Besides the mind and the body, the breath is the third limb on the path of self-mastery through meditation. It is well established that there is a link between the mind and the breath. When we gain conscious control over one, the other naturally follows. Rather than separate the two, it is easier to simultaneously work on both the mind and the breath. Harboring negative emotions such as anger and frustration, changes our breathing pattern. It becomes shallow, coarse, and more rapid in frequency. In contrast, when we entertain positive feelings such as happiness and contentment, our breathing becomes softer, more subtle, and we begin to take slow and deep breaths.

We can experience this for ourselves by doing the following experiment. Stand in front of a mirror and recall a situation or a person that made you angry or frustrated. Now tense the facial muscles and begin to frown. While doing this, take a deep breath. You may notice that the breath is coarse, it is hard to take a full deep breath, and it is hard to involve the diaphragm in our breathing. Relax for a few minutes and recall a situation or an experience that brought you happiness. Smiling will become easy and natural, and when you take a deep breath, you may notice that the breath is softer, it is easier to take a full breath, and the diaphragm comes into play. It contracts and moves downwards, allowing more air to enter the lungs.

In practice, it may be easier to alternate between watching the mind and watching the breath.
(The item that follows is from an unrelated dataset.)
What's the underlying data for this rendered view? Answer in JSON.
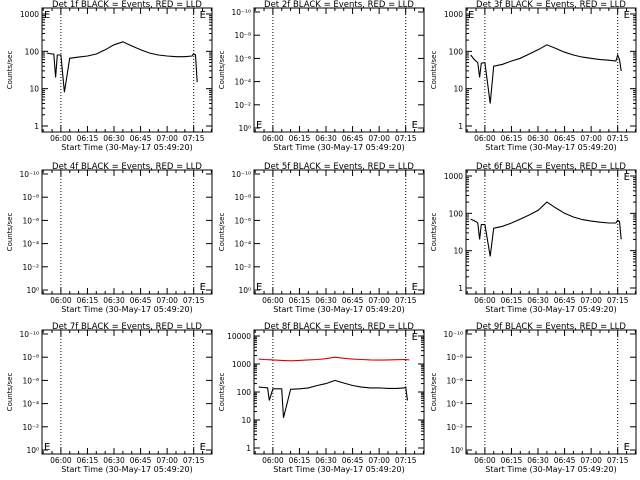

If one does only one type of activity, we risk losing our alertness. A timer with a soft chime can help our practice, especially when we alternate between observing the mind and the breath. In the first round, we can start by watching the mind, followed by the breath, and the second could be done in reverse. This technique will help us learn how to consciously and at will, move our attention and focus from one object to another while also training ourselves to hold our concentration.

We can also combine focusing on the mind and the breath simultaneously using visualization to link positive feelings and emotions to our incoming and outgoing breaths. One example is breathing in contentment and breathing out gratitude. As we breathe in thoughts of contentment, we can visualize feeling whole and complete and happy with everything we have. While breathing out, we can express gratitude towards nature and existence for creating this vast expanse of life and energy all around us.

The more we study and observe how our mind operates without analyzing individual thoughts, the more we learn about what works and what does not. The key is to remain alert and focused while meditating.

In summary

  • Meditation is getting to know oneself.
  • Letting go of expectations and preconditions is liberating.
  • Body, mind, and breath are the three foundational elements of any meditative practice.
  • Caring for the body and maintaining good health is essential for success in meditation.
  • Posture is important. Keeping the spine erect helps maintain balance and ease while seated.
  • The gates of meditation open when the mind is still and quiet.
  • It is essential to work alongside and not against the mind.
  • Focus, attention, and concentration help us dissociate from the mind’s wandering nature.
  • There is a link between the mind and the breath. Calming the breath settles the mind, and vice-versa.